You must create the corresponding directories in your container by either modifying the recipe, or create the paths with mkdir in a writable image. An example recipe is located at /apps/Singularity/c3se_centos7.img

GPU

To access the GPU, you can use the --nv option when running your container, e.g:

singularity exec --nv my_image.img  my_gpu_app

When running graphical applications that need 3D acceleration on the GUI machines, you need to combine this with VirtualGL:

singularity exec --nv my_image.img  vglrun my_gui_app

Using containers in jobs

Using the image in a job is straight forward, and requires no special steps:

#!/bin/bash
#SBATCH -N 1
#SBATCH -n 1
#SBATCH -t 0:30:00
#SBATCH -A **your-project** -p hebbe

echo "Outside of singularity, host python version:"
python --version
singularity exec ~/ubuntu.img echo "This is from inside a singularity. Check python version:"
singularity exec ~/ubuntu.img python --version

Running Hebbe modules inside your container

If you need to import additional paths into your container using the SINGULARITYENV_ prefix.
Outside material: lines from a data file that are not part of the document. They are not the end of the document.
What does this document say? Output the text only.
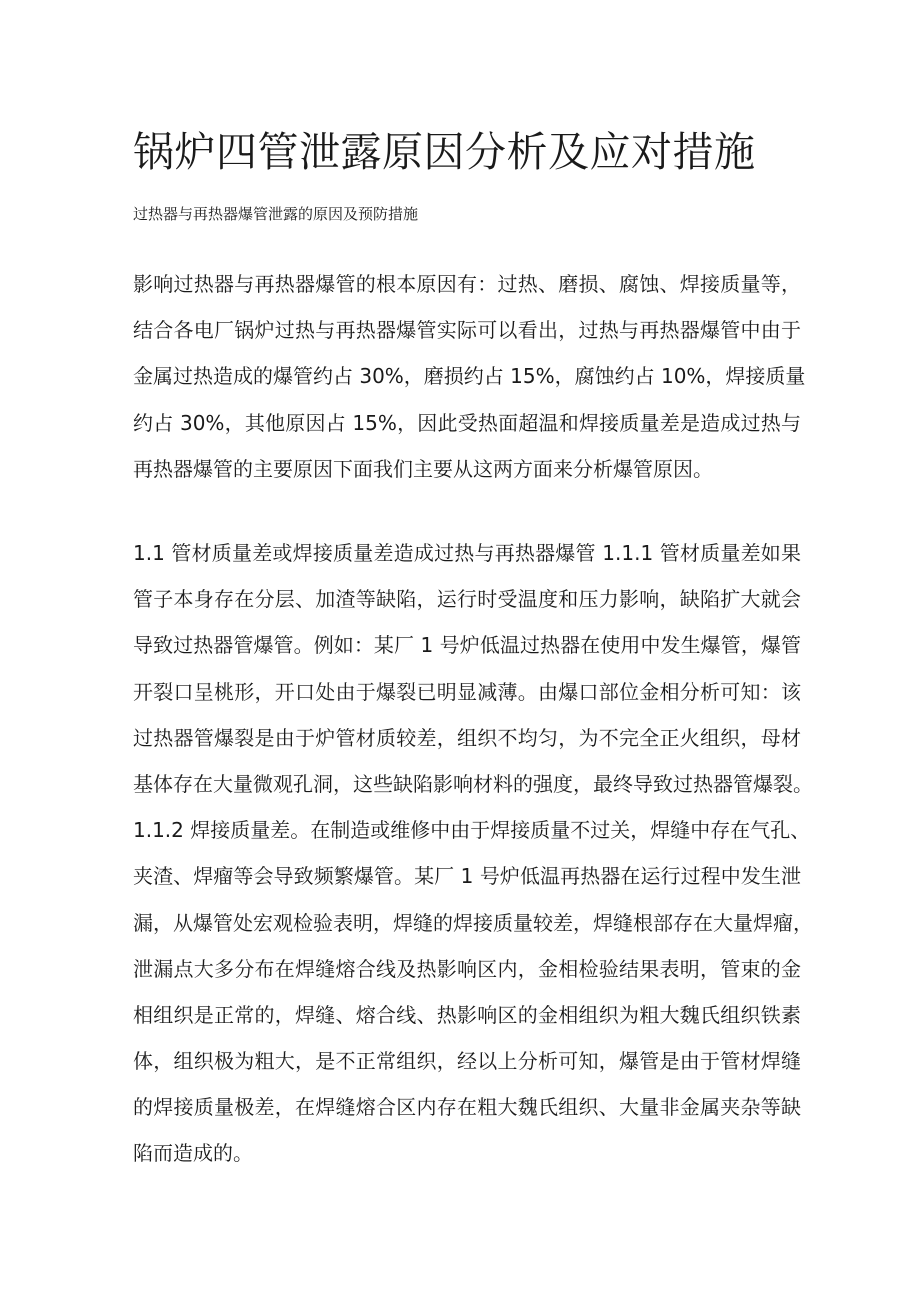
锅炉四管泄露原因分析及应对措施

过热器与再热器爆管泄露的原因及预防措施

影响过热器与再热器爆管的根本原因有：过热、磨损、腐蚀、焊接质量等，
结合各电厂锅炉过热与再热器爆管实际可以看出，过热与再热器爆管中由于
金属过热造成的爆管约占 30%，磨损约占 15%，腐蚀约占 10%，焊接质量
约占 30%，其他原因占 15%，因此受热面超温和焊接质量差是造成过热与
再热器爆管的主要原因下面我们主要从这两方面来分析爆管原因。
1.1 管材质量差或焊接质量差造成过热与再热器爆管 1.1.1 管材质量差如果
管子本身存在分层、加渣等缺陷，运行时受温度和压力影响，缺陷扩大就会
导致过热器管爆管。例如：某厂 1 号炉低温过热器在使用中发生爆管，爆管
开裂口呈桃形，开口处由于爆裂已明显减薄。由爆口部位金相分析可知：该
过热器管爆裂是由于炉管材质较差，组织不均匀，为不完全正火组织，母材
基体存在大量微观孔洞，这些缺陷影响材料的强度，最终导致过热器管爆裂。
1.1.2 焊接质量差。在制造或维修中由于焊接质量不过关，焊缝中存在气孔、
夹渣、焊瘤等会导致频繁爆管。某厂 1 号炉低温再热器在运行过程中发生泄
漏，从爆管处宏观检验表明，焊缝的焊接质量较差，焊缝根部存在大量焊瘤，
泄漏点大多分布在焊缝熔合线及热影响区内，金相检验结果表明，管束的金
相组织是正常的，焊缝、熔合线、热影响区的金相组织为粗大魏氏组织铁素
体，组织极为粗大，是不正常组织，经以上分析可知，爆管是由于管材焊缝
的焊接质量极差，在焊缝熔合区内存在粗大魏氏组织、大量非金属夹杂等缺
陷而造成的。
This is in particular useful with the PATH and LD_LIBRARY_PATH which are for technical reasons cleared inside the container environment.

module load MATLAB
export SINGULARITYENV_PATH=$PATH
export SINGULARITYENV_LD_LIBRARY_PATH=$LD_LIBRARY_PATH
singularity exec ~/ubuntu.simg matlab -nodesktop -r "disp('hello world');"

However, note that is it very easy to break other software inside your container by importing the host's PATH and LD_LIBRARY_PATH into your container. In addition, any system library that the software depends on needs to be installed in your container. E.g. you can not start MATLAB if there is no X11 installed, which is typically not done when setting up a small, lean, Singularity image. Thus, if possible, strive to call modules from outside your container unless you a special need, e.g:

singularity exec ~/ubuntu.simg run_my_program simulation.inp
module load MATLAB
matlab < post_process_results.m

Compilers

Modern compilers and development tools are available through the module system. It is highly recommended to always load a toolchain, even if you are just using GCC, as the system compiler is very dated.

Intel compiler suite

The intel compiler toolchain includes:

  • icpc - C++ compiler
  • icc - C compiler
  • ifort - FORTRAN
  • imkl - Intel Math Kernel Library (BLAS, LAPACK, FFT, etc.)
  • impi - Intel MPI

Exactly how to instruct a build system to use these compilers varies from software to software.

In addition some tools are also available:

  • VTune - Visual profiling tool
  • Advisor - Code optimization tool
  • Inspector - Memory and thread error detection tool

all of which you can find in the menu when loogging in with over remote graphics.

GCC

The foss compiler toolchain includes:

  • g++ - C++ compiler
  • gcc - C compiler
  • gfortran - Fortran compiler
  • OpenBLAS - Efficient open source BLAS and LAPACK library
  • OpenMPI

Using a compiler with a build system

Common build systems (e.g. CMake) use cc, c++, or f95 for locating a compiler by default. These will point towards the very old system compilers.

With CMake, you will want to do

module load foss CMake
CC=gcc CXX=g++ FC=gfortran cmake path/to/src

or

module load intel CMake
CC=icc CXX=icpc FC=ifort cmake path/to/src

The variables CC, CXX, FC, are standard names that will work with other build systems as well (such as autoconf) However, some software relies on custom made build tools which makes things more difficult and will require custom solutions.

Allinea/ARM Forge

Allinea Forge (named recently changed to ARM Forge) is a graphical tool to debug and profile parallel codes (MPI, OpenMP, CUDA). You can find this tool in the menu when logging in over remote graphics.

Additional libraries

We install many libraries which can greatly simplify Loading modules will set the CPATH and LIBRARY_PATH environment variables, which are usually picked up popular build systems. However, many build systems will fail to respect these general rules, and may require some tweaking to build correctly.

Every library is not installed for every toolchain version. If you are missing some dependency for your software, you can request an installation, or install it locally in your $SNIC_NOBACKUP.